Wednesday, August 09, 2006

Run away! Run away!

As I was writing my last post, a thought popped into my mind in regards to taking a dive or running for cover as part of fulfilling a fate card's result. I've always thought that "skedaddling" or "going over the hill" is very under-done in the hobby. Nobody bolts. Lines hardly break. Why?

In my experience, there is a stigma attached with reenacting cowardence or as I like to refer to as - 'self-preservation'. Even though running away was common during an actual battle, group commanders seem to have little tolerance with it in reenacting. I've seen event commanders going as far as threatening to kick reenactors out of an event for running for the rear. Not a good way of handling the situation. But to throw a bone to the other side, sometimes reenacted "skedaddling" isn't done with the purest of intentions, either. Especially if the commander is a jerk or incompetent to the point of misery.

Unfortunately, much of the aversion to running away is largely due to group pride and a fear of dishonoring the soldiers represented. Many reenactors are on the field to honor the soldiers they represent, and it's hard to conceive the thought of "skedaddling". It seems to be a slap in the face of the concept of honor. Many reenacted (or reactivated) units are usually units with a honorable service record, and thus have some pride attached to the unit's accomplishments. In truth, though, most units have had their time of weakness, and we represent men who had their faults.

So, how do we reenact a broken unit without making it feel like we're "sticking it" to a commander who everyone actually likes?

This is the point while writing about fate cards, the thought of running away came to mind. It seems while we research the people within a unit, we don't look at the overall performance of a unit in a particular battle. Part of my history buff background includes hours and hours of wargaming experience. (If you have never played a wargame, board or computer, this would be a great time to start.) In the better wargames, these units are usually divided into grades - elite, crack, average or green, or something very similar. The grade of unit usually determines offensive/defensive strength and morale level. The better the unit the better it fares in battle, and the less likely it is to "break" or lose cohesiveness in battle if it is beaten or driven back. In other words, less likely to run away.

If an event sponsor is willing to research who was in the unit, in a particular battle, then it wouldn't be a far stretch to estimate unit performance in a battle and apply a grade to it.

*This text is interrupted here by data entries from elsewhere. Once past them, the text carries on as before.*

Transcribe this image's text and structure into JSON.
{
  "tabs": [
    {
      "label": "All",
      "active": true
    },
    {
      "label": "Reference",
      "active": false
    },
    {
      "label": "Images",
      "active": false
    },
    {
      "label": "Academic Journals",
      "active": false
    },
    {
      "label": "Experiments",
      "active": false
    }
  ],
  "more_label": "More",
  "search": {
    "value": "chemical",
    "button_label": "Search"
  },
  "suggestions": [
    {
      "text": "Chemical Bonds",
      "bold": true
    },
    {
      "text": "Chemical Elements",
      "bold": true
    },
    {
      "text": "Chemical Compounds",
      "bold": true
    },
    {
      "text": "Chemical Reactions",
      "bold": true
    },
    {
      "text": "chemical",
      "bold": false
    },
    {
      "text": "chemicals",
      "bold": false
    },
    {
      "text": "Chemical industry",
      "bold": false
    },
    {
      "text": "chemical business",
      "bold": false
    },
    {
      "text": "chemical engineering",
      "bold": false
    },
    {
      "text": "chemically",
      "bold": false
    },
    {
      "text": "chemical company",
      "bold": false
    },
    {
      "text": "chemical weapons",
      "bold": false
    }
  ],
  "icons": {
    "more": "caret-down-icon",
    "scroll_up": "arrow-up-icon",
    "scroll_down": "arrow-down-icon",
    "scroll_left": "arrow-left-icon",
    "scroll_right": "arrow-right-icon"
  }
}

This way, reenactors from commander down know how the unit should fare morale-wise in a historical sense. If you're in a green unit, and you're about to be overwhelmed, wouldn't it make more sense to "run away", rather than stay in ranks and blast away to the death? Knowing that your unit was not historically battle tested would make that a viable option, from the unit commander down.

In order to make skedaddling a viable option, we also need to work on dropping its stigma on the reenacting field. It happened, it happened often, and on both sides. Event sponsors should instruct commanders and reenactors on the proper way of "running away" and when it's an appropriate time to do so.

Maybe we as reenactors, in the pursuit of accuracy, need to give running away a little more honor. This begs another article - "How to be an Effective Coward".


David Corbett said...

Dear Elephant ,
In the Chicago area , we of the then 36th Illinois Vol Inf,(1997-2002 ) , used to bolt in panic from the lines quite often , discarding packs, balanket rolls, arms and hats in the process . The spectators loved seeing Yankees run . I always attributed it to having a preponderance of "Dutchmen ," in the ranks.
all for the old flag,
David Corbett

mntineer said...

Hey David -

You don't see that often in the sunny south, unless it's planned in advance as part of the battle script. I've seen two battle lines duke it out for several volleys, and the end result was a couple guys falling on either side. Perish the thought of running away!

When I wrote this, I was thinking of a spontaneous run in reaction to a battlefield event, like being flanked or charged. I'd love to see some Confederates high-tail it.

Spiff said...

I am a CS reenactor and we run fairly often. Veteren units knew enough to get out while the getting was good if they were about to be overrun.

mntineer said...

Spiff - where are you all at when I'm on the field? :-)

I agree, the veteran units knew when to bug out, but in my experience, I haven't seen very many reenacted unit routs. Maybe it's the reenacting in my neck of the woods, too.

Anonymous said...

I'm just a spectator, but I love living history and attend battles a lot. I vividly remember seeing a battle in which two "cowards" bolted. The person narrating the battle of the loudspeaker drew attention to it, and I can still vividly see the soldier struggling with the officer trying to hold him there, falling down, and getting up to run again. I found it a striking detail, one that I've only seen that one time, and I think it was interesting and effective.